しかし、結果的に日本馬はロマンチックウォリアーに圧倒される形になった。ゲートが開いた瞬間、好スタートを切ったロマンチックウォリアーからパンサラッサがハナを奪いペースを握ろうとしたが、伏兵のカーインスターにマークされてしまいいつものような大逃げはできずじまい。

それを追いかけるようにレイパパレが3番手に付けて、前に付けたいジャックドールは中団で脚を溜めるという意外な作戦に。そしてダノンザキッドとジオグリフはさらに後ろに付ける形になった。

 パンサラッサの逃げは前半1000mで1分ちょうどくらいというこの馬にしては緩い流れの逃げになったが、終始マークされながらの逃げで息が入らなかったのが災いしたのか、直線に入るころにはすでに青息吐息に。

その他の日本馬たちもなかなかエンジンが掛からずに伸びあぐねる中、突き抜けてきたのがロマンチックウォリアーだった。

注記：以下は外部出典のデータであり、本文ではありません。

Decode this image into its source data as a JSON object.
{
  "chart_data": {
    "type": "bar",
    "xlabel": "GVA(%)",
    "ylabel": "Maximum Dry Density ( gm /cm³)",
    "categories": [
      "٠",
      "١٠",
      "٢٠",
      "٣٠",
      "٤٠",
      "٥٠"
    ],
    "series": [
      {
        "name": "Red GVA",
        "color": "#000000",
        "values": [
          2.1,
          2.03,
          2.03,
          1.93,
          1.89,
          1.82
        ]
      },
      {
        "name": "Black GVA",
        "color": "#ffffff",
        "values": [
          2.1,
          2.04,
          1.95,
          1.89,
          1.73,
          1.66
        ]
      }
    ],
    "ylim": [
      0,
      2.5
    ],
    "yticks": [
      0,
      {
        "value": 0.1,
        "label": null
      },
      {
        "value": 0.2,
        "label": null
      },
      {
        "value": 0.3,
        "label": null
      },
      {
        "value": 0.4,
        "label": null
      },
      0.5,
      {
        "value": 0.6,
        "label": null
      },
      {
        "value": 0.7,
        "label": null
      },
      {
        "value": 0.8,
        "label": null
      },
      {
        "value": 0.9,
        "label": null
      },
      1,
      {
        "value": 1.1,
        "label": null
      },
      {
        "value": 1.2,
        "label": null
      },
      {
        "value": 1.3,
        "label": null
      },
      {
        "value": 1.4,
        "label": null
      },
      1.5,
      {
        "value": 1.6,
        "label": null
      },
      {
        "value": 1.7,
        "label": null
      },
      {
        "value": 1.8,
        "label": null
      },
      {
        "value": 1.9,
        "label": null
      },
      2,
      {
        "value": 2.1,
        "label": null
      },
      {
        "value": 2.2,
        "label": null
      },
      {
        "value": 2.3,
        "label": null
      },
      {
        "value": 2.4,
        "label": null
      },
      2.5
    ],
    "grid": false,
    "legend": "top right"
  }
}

 先行馬たちを並ぶ間もなく交わすと、ロマンチックウォリアーは後続を引き離す一方。

ダノンザキッドが懸命に追いすがっても時すでに遅く、ロマンチックウォリアーは2着に入ったダノンザキッドに4馬身半という圧倒的な差をつけて香港カップのゴールを駆け抜けた。

 史上最強とも言うべき布陣で臨んだものの、レベルアップが顕著な香港馬たちの洗礼を受ける形になった今年の日本馬たち。このリベンジは来年、果たしてくれることを期待したい。